NJ: Yeah, absolutely. As an actor, I think that it's really important to get to know Beau Bridges and Michael Urie first before I get to know their characters. Sitting down, having coffee together, and just getting an idea about who they are as people actually helps me understand their characters better. Luckily, we've had the opportunity at rehearsals to do that and get comfortable with one another.

Are you an "Ugly Betty" fan?
NJ: It was actually on TV the other night, so I turned it on and watched Michael Urie being hilarious, which was a good introduction before I met him and started working with him. Basically all of my rehearsals have been with Michael, and I can't wait to see the audience's reaction to how hilarious he is as Bud Frump. Both he and Beau have such a great sense of comedic timing, which is great to be able to work off of.
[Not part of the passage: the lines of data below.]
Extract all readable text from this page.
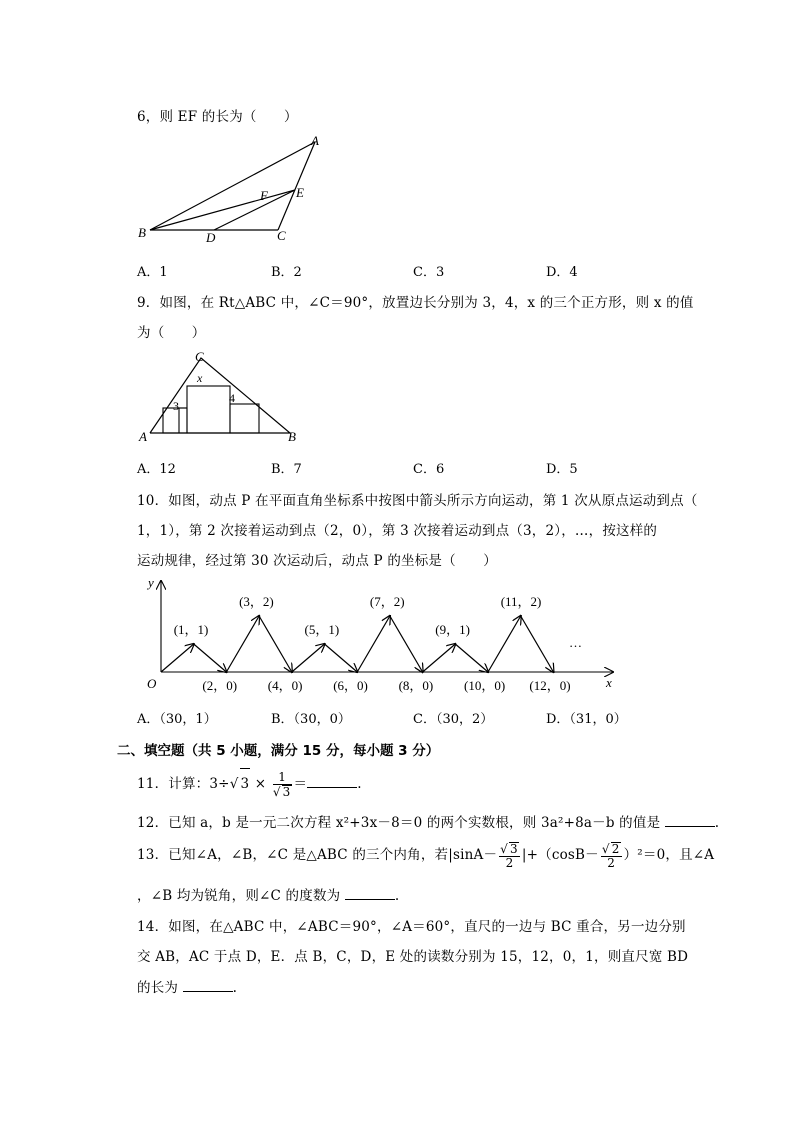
6，则 EF 的长为（　　）
A
B	C
D
E
F
A．1	B．2	C．3	D．4
9．如图，在 Rt△ABC 中，∠C＝90°，放置边长分别为 3，4，x 的三个正方形，则 x 的值
为（　　）
A	B
C
3
4
x
A．12	B．7	C．6	D．5
10．如图，动点 P 在平面直角坐标系中按图中箭头所示方向运动，第 1 次从原点运动到点（
1，1），第 2 次接着运动到点（2，0），第 3 次接着运动到点（3，2），…，按这样的
运动规律，经过第 30 次运动后，动点 P 的坐标是（　　）
x
y
O
…
(1，1)
(2，0)
(3，2)
(4，0)
(5，1)
(6，0)
(7，2)
(8，0)
(9，1)
(10，0)
(11，2)
(12，0)
A．（30，1）	B．（30，0）	C．（30，2）	D．（31，0）
二、填空题（共 5 小题，满分 15 分，每小题 3 分）
11．计算：3÷√ $3 \times \frac{1}{√ 3}$ ＝	.
12．已知 a，b 是一元二次方程 x²+3x－8＝0 的两个实数根，则 3a²+8a－b 的值是	.
13．已知∠A，∠B，∠C 是△ABC 的三个内角，若$|\sin A- \frac{√ 3}{2} |+(\cos B- \frac{√ 2}{2} )^2=0$，且∠A
，∠B 均为锐角，则∠C 的度数为	.
14．如图，在△ABC 中，∠ABC＝90°，∠A＝60°，直尺的一边与 BC 重合，另一边分别
交 AB，AC 于点 D，E．点 B，C，D，E 处的读数分别为 15，12，0，1，则直尺宽 BD
的长为	.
As a replacement, how do you seamlessly slip into a long-running musical while still making the character your own?
NJ: We talked about that in rehearsals. The situation that I'm in, coming into a show that's running like a well-oiled machine, is much like Finch's journey as he comes into the World Wide Wicket building: The company's working fine, but he jumps in and integrates himself quickly. It's fun to have art imitate life in that sense, and I can use that to help make that storyline clear. I'm also happy to have already had the experience on Broadway of joining a show that's been running for a while and getting comfortable with new people. Even though that was years ago, it sticks with you.
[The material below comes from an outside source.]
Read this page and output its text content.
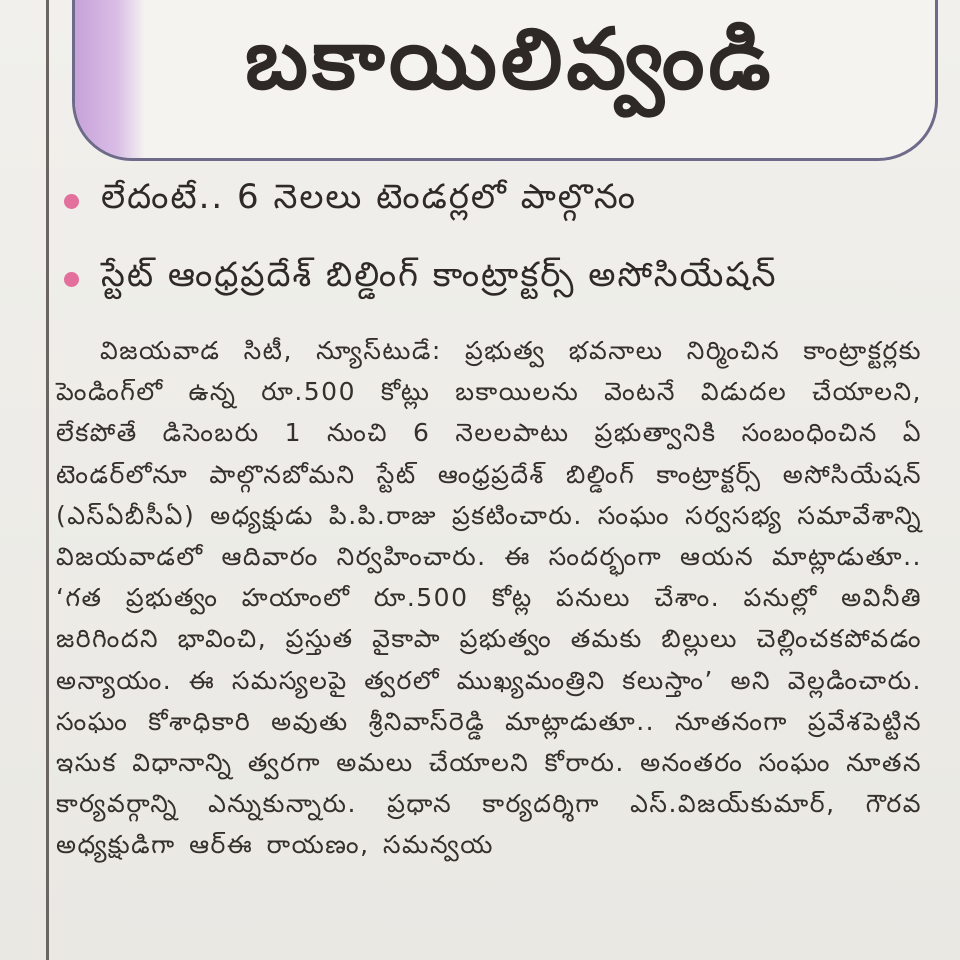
బకాయిలివ్వండి
లేదంటే.. 6 నెలలు టెండర్లలో పాల్గొనం
స్టేట్ ఆంధ్రప్రదేశ్ బిల్డింగ్ కాంట్రాక్టర్స్ అసోసియేషన్
విజయవాడ సిటీ, న్యూస్‌టుడే: ప్రభుత్వ భవనాలు నిర్మించిన కాంట్రాక్టర్లకు పెండింగ్‌లో ఉన్న రూ.500 కోట్లు బకాయిలను వెంటనే విడుదల చేయాలని, లేకపోతే డిసెంబరు 1 నుంచి 6 నెలలపాటు ప్రభుత్వానికి సంబంధించిన ఏ టెండర్‌లోనూ పాల్గొనబోమని స్టేట్ ఆంధ్రప్రదేశ్ బిల్డింగ్ కాంట్రాక్టర్స్ అసోసియేషన్ (ఎస్‌ఏబీసీఏ) అధ్యక్షుడు పి.పి.రాజు ప్రకటించారు. సంఘం సర్వసభ్య సమావేశాన్ని విజయవాడలో ఆదివారం నిర్వహించారు. ఈ సందర్భంగా ఆయన మాట్లాడుతూ.. ‘గత ప్రభుత్వం హయాంలో రూ.500 కోట్ల పనులు చేశాం. పనుల్లో అవినీతి జరిగిందని భావించి, ప్రస్తుత వైకాపా ప్రభుత్వం తమకు బిల్లులు చెల్లించకపోవడం అన్యాయం. ఈ సమస్యలపై త్వరలో ముఖ్యమంత్రిని కలుస్తాం’ అని వెల్లడించారు. సంఘం కోశాధికారి అవుతు శ్రీనివాస్‌రెడ్డి మాట్లాడుతూ.. నూతనంగా ప్రవేశపెట్టిన ఇసుక విధానాన్ని త్వరగా అమలు చేయాలని కోరారు. అనంతరం సంఘం నూతన కార్యవర్గాన్ని ఎన్నుకున్నారు. ప్రధాన కార్యదర్శిగా ఎస్.విజయ్‌కుమార్, గౌరవ అధ్యక్షుడిగా ఆర్‌ఈ రాయణం, సమన్వయ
Jonas as Gavroche in Les Miz.

What was your earliest exposure to live theatre?
NJ: My first exposure to live theatre was at the age of 6, when my parents saw Les Miz on Broadway. They came back to our home in New Jersey and were raving about the show, saying how much they enjoyed it. I was always singing around the house, and I loved performing, so my parents said, "Nick, there's a role in this show that you could play, and you could definitely do that if you wanted." I think it was their faith in me that really spoke to me, but the idea of being able to perform every night was so exciting. So I listened to the music and I watched the DVD of the 10th anniversary performance, and I was just amazed. That was my first real introduction to theatre, and Les Miz was the first show I ever auditioned for when I was about 7 years old.

But your first Broadway credit was Little Jake in Annie Get Your Gun.
NJ: I actually got the national tour of Les Miz, but my mom was pregnant at the time with my little brother, so it didn't work out. Then A Christmas Carol at Madison Square Garden came up very soon after that, and that actually became my first show. Annie Get Your Gun came soon after that.
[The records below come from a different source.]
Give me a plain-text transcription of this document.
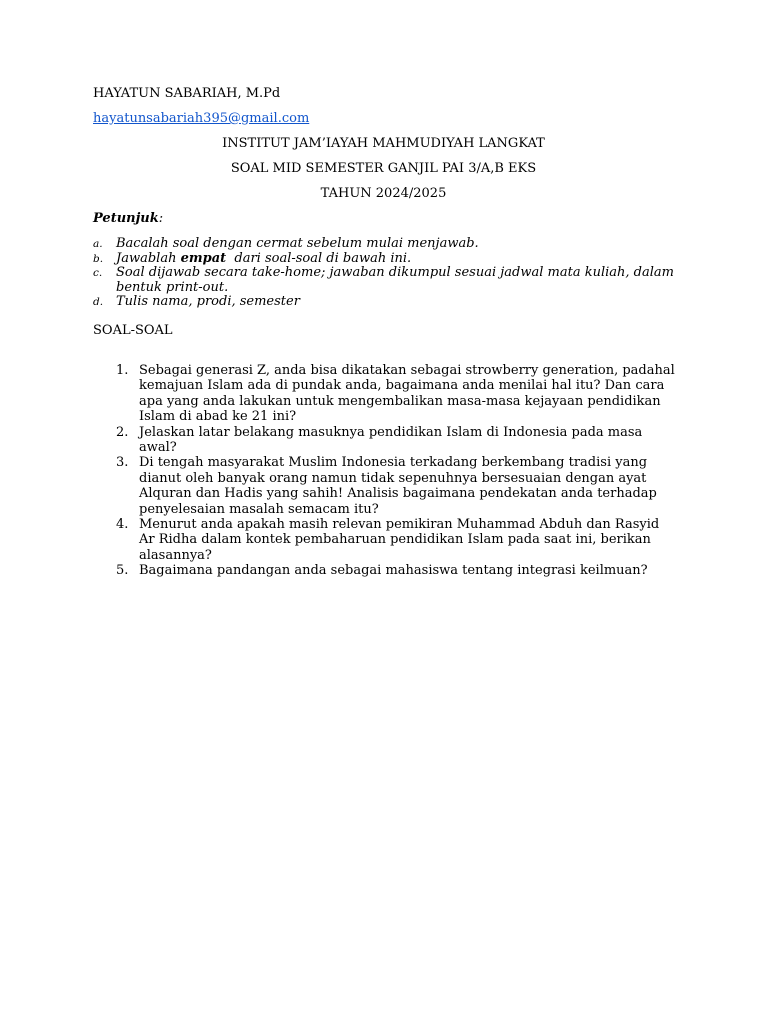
HAYATUN SABARIAH, M.Pd
hayatunsabariah395@gmail.com
INSTITUT JAM’IAYAH MAHMUDIYAH LANGKAT
SOAL MID SEMESTER GANJIL PAI 3/A,B EKS
TAHUN 2024/2025
Petunjuk:
a. Bacalah soal dengan cermat sebelum mulai menjawab.
b. Jawablah empat  dari soal-soal di bawah ini.
c. Soal dijawab secara take-home; jawaban dikumpul sesuai jadwal mata kuliah, dalam bentuk print-out.
d. Tulis nama, prodi, semester
SOAL-SOAL
1. Sebagai generasi Z, anda bisa dikatakan sebagai strowberry generation, padahal
kemajuan Islam ada di pundak anda, bagaimana anda menilai hal itu? Dan cara
apa yang anda lakukan untuk mengembalikan masa-masa kejayaan pendidikan
Islam di abad ke 21 ini?
2. Jelaskan latar belakang masuknya pendidikan Islam di Indonesia pada masa
awal?
3. Di tengah masyarakat Muslim Indonesia terkadang berkembang tradisi yang
dianut oleh banyak orang namun tidak sepenuhnya bersesuaian dengan ayat
Alquran dan Hadis yang sahih! Analisis bagaimana pendekatan anda terhadap
penyelesaian masalah semacam itu?
4. Menurut anda apakah masih relevan pemikiran Muhammad Abduh dan Rasyid
Ar Ridha dalam kontek pembaharuan pendidikan Islam pada saat ini, berikan
alasannya?
5. Bagaimana pandangan anda sebagai mahasiswa tentang integrasi keilmuan?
When you did Annie Get Your Gun at the age of 8, were you old enough to appreciate what it meant to be on Broadway?
NJ: I loved being on stage, but I also realized the responsibility and the importance of what I was doing, because it really is a job. Although I was very young, I understood that I had to do my best. I thank the Broadway stage for shaping who I am as a performer and also who I am as a man today.

After Annie Get Your Gun and before you began focusing on your recording career, you played Chip in Beauty and the Beast in 2002 and Gavroche in the final cast of Les Misérables in 2003.
NJ: That was an incredible time in my life. The more I did these shows and had the experience of going into the city every day, having a job that I loved at a young age, it continued pushing me to want to do more. But after doing Broadway for about three years, I was ready to take the next step, whatever that was. That's how recording music and touring came about: by feeling so satisfied with what I'd done on Broadway.